= Environmental adult education =

Education

Environmental adult education is a "hybrid outgrowth of the environmental movement and adult education, combining an ecological orientation with a learning paradigm to provide a vigorous educational approach to environmental concerns." It refers to efforts in teaching environmental issues and how individuals and businesses can manage or change their lifestyles and their ecosystems in order to achieve sustainable existence. The overarching goal of this field of study is to educate global citizens in order for them to gain sustainable lives within their respective societies. The content could also include ecological justice, integrating social concerns such as poverty, race, gender, and sexual orientation, among others. This relationship is demonstrated in the impact of the excesses of global capitalism and its insatiable need for resources on people such as the polarization of power and wealth.

== History ==

Environmental adult education is a relatively new field of study and practice. Using a community-based method, educators listen and respect the input of learners and all participants are considered essential.

Although for more than a century, environmental and conservation organizations taught adults environmental education with very little structure, it has actually evolved during the last thirty years.

The United States was one of the first countries to officially recognize environmental education. During a joint House–Senate session in 1968, Congress acknowledged the importance of environmental education, and in 1970 passed the Environmental Education Act, which established the Office of Environmental Education. In 1992, this framework began to emerge in Asia and Latin America, where it is considered a stream of adult education and sometimes referred to as environmental popular education. The United Nations, for its part, began integrating the concept of environmental sustainability to the Education for All initiative, which is a set of UN policies with a goal of meeting learning needs of all people, as well as the Millennium Development Goals (MDGs). Specifically, the UN-organized Earth Summit in 1992, prompted the International Council for Adult Education to develop the Learning for Environmental Action Programme (LEAP) which took the initiative of facilitating the dialogue that connect environmental issues and adult learning.
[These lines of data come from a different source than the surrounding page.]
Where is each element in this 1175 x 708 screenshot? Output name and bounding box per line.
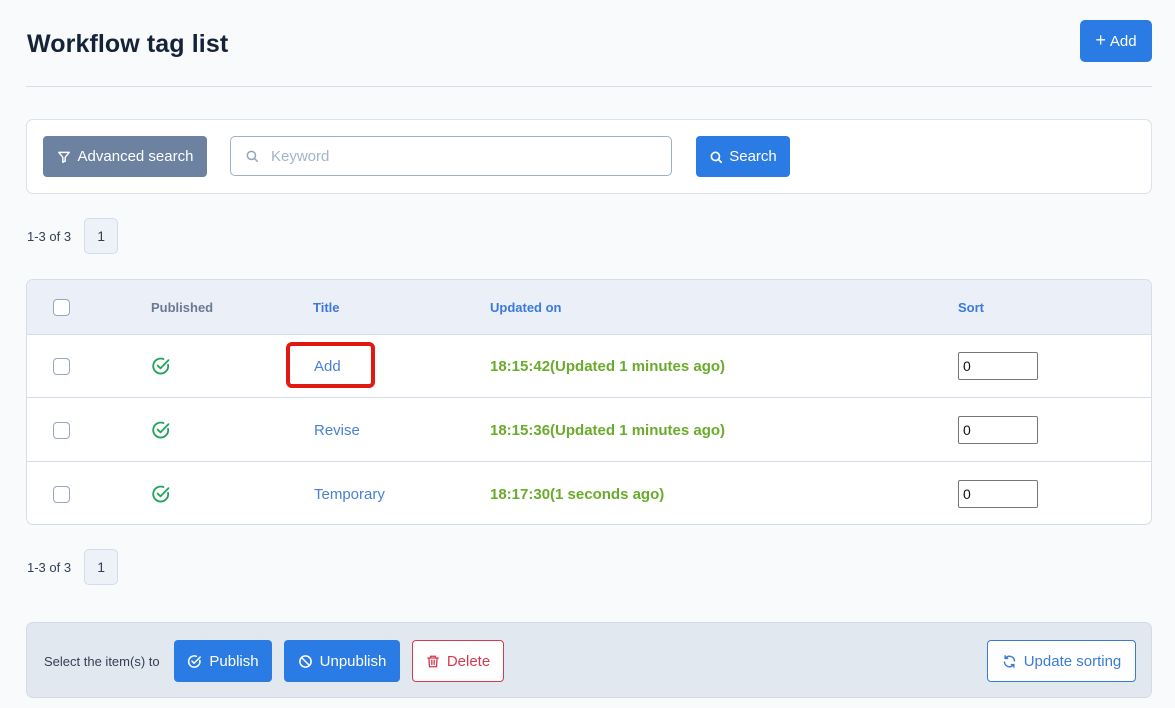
trash-icon [426, 654, 440, 669]
check-circle-icon [187, 654, 202, 669]
page-button-1[interactable]: 1 [84, 549, 119, 585]
delete-label: Delete [446, 652, 491, 670]
search-button-label: Search [729, 148, 777, 165]
header-divider [26, 86, 1152, 87]
page-title: Workflow tag list [27, 30, 229, 58]
search-icon [245, 149, 259, 163]
update-sorting-button[interactable]: Update sorting [987, 640, 1136, 682]
unpublish-label: Unpublish [319, 652, 387, 670]
column-header-published[interactable]: Published [151, 300, 213, 315]
search-panel: Advanced search Search [26, 119, 1152, 194]
row-sort-input[interactable] [958, 416, 1038, 444]
delete-button[interactable]: Delete [412, 640, 504, 682]
row-checkbox[interactable] [53, 358, 70, 375]
tag-table: Published Title Updated on Sort Add 18:1… [26, 279, 1152, 525]
advanced-search-button[interactable]: Advanced search [43, 136, 207, 177]
table-row: Revise 18:15:36(Updated 1 minutes ago) [27, 399, 1151, 462]
check-circle-icon[interactable] [151, 420, 171, 440]
ban-icon [298, 654, 313, 669]
row-checkbox[interactable] [53, 422, 70, 439]
row-title-link[interactable]: Add [314, 358, 341, 375]
update-sorting-label: Update sorting [1023, 652, 1122, 670]
row-updated-on: 18:17:30(1 seconds ago) [490, 486, 665, 503]
pagination-bottom: 1-3 of 3 1 [27, 549, 119, 585]
check-circle-icon[interactable] [151, 356, 171, 376]
add-button-label: Add [1109, 32, 1137, 50]
table-header: Published Title Updated on Sort [27, 280, 1151, 335]
refresh-icon [1002, 654, 1017, 669]
pagination-top: 1-3 of 3 1 [27, 218, 119, 254]
row-title-link[interactable]: Temporary [314, 486, 385, 503]
select-all-checkbox[interactable] [53, 299, 70, 316]
keyword-input[interactable] [271, 147, 651, 165]
check-circle-icon[interactable] [151, 484, 171, 504]
row-checkbox[interactable] [53, 486, 70, 503]
row-sort-input[interactable] [958, 352, 1038, 380]
search-icon [709, 150, 723, 164]
table-row: Temporary 18:17:30(1 seconds ago) [27, 463, 1151, 524]
row-sort-input[interactable] [958, 480, 1038, 508]
row-updated-on: 18:15:36(Updated 1 minutes ago) [490, 422, 726, 439]
advanced-search-label: Advanced search [77, 148, 194, 165]
page-button-1[interactable]: 1 [84, 218, 119, 254]
publish-label: Publish [209, 652, 259, 670]
row-title-link[interactable]: Revise [314, 422, 360, 439]
filter-icon [57, 150, 71, 164]
search-button[interactable]: Search [696, 136, 790, 177]
column-header-title[interactable]: Title [313, 300, 340, 315]
add-button[interactable]: + Add [1080, 20, 1152, 62]
bulk-action-bar: Select the item(s) to Publish Unpublish … [26, 622, 1152, 698]
keyword-search-field [230, 136, 672, 176]
table-row: Add 18:15:42(Updated 1 minutes ago) [27, 335, 1151, 398]
column-header-sort[interactable]: Sort [958, 300, 984, 315]
result-count: 1-3 of 3 [27, 228, 72, 244]
column-header-updated-on[interactable]: Updated on [490, 300, 562, 315]
plus-icon: + [1095, 30, 1106, 50]
unpublish-button[interactable]: Unpublish [284, 640, 400, 682]
publish-button[interactable]: Publish [174, 640, 272, 682]
result-count: 1-3 of 3 [27, 559, 72, 575]
row-updated-on: 18:15:42(Updated 1 minutes ago) [490, 358, 726, 375]
bulk-action-label: Select the item(s) to [44, 654, 160, 669]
== Earlier environmental education initiatives ==
According to UNESCO, in 1968 it organized the first intergovernmental conference aimed at reconciling the environment and development, now known as sustainable development. In the following years, UNESCO and the United Nations Environment Program (UNEP) initiated three major declarations that defined environmental education. Those included:
- 1972: Stockholm Declaration. This document included seven proclamations and 26 principles "to inspire and guide the peoples of the world in the preservation and enhancement of the human environment."
- 1975: Belgrade Charter. The product of the International Workshop on Environmental Education, this charter built upon the Stockholm Declaration by adding goals, objectives and principles for environmental education programs.
- 1977: Tbilisi Declaration. This document updated and clarified the Stockholm Declaration and the Belgrade Charter by including new goals, objectives, characteristics, and guiding principles of environmental education.

== Methods ==

Educators in this field of study consider environmental problems with a holistic approach that combines social, political and environmental concerns into community dilemmas.

Participatory methods allow learners to make connections between social issues and environmental problems. This connection allows adult learners to understand the core causes of major environmental issues and the resulting social inequalities. This method also allows educators to stress the importance of instilling environmental awareness so that learners do not forget their relationship with the natural world.

To summarize the methods of adult environmental education training, environmental adult educators strive to instil learners with:
a knowledge of environmental problems and their causes,
the skills to engage in social activism to combat those problems,
the attitude of respect and connection to the natural world, and
a desire to change current practices to protect the Earth.

Environmental adult education generally takes place in a nonformal education setting. This means that the organized learning can take place in many forms including vocational education, literacy education and on the job training. There are, however, examples of formal learning such as the degree programs and courses in higher education. It could also be a combination of these methods of environmental educational program delivery as demonstrated in the case of El Salvador's National Environmental Education Strategy, which covered all aspect of education via a private-public partnership. The government - through its Ministry of Education - integrated environmental education in schools, including tertiary education institutions, while partners such as media outfits deliver meaningful environmental concepts to targeted audiences and the general public.

== Programs and organizations ==
Programs and organizations that encourage adult environmental education include:
- Conservation education and governmental agencies such as the United States Forest Service and the Environmental Protection Agency (EPA) were established to educate adults in broad areas of the environment.
- The Nature Conservancy, originally the Ecological Society of America, was formed in 1915 with the missions of supporting ecologists and preserving natural ecosystems.
- The 4-H Organization was also established to reach adults by educating youth in areas of new agricultural technology and environmental awareness.
- The Peace Corps, established in 1961, has worked to incorporate adult environmental education and conservation practices into its international programming. Volunteers assist in:
- Project WILD is a conservation and environmental education program for educators of students in kindergarten through high school. Project WILD addresses the need for human beings to develop as responsible citizens of the planet. It is based on the belief that young adults and educators have an interest in learning about the natural world.
- Project Learning Tree, a program of the American Forest Foundation, is a multi-disciplinary environmental education program for educators and students in PreK–Grade 12.
- Gobar Times a monthly environmental education magazine for the young adult.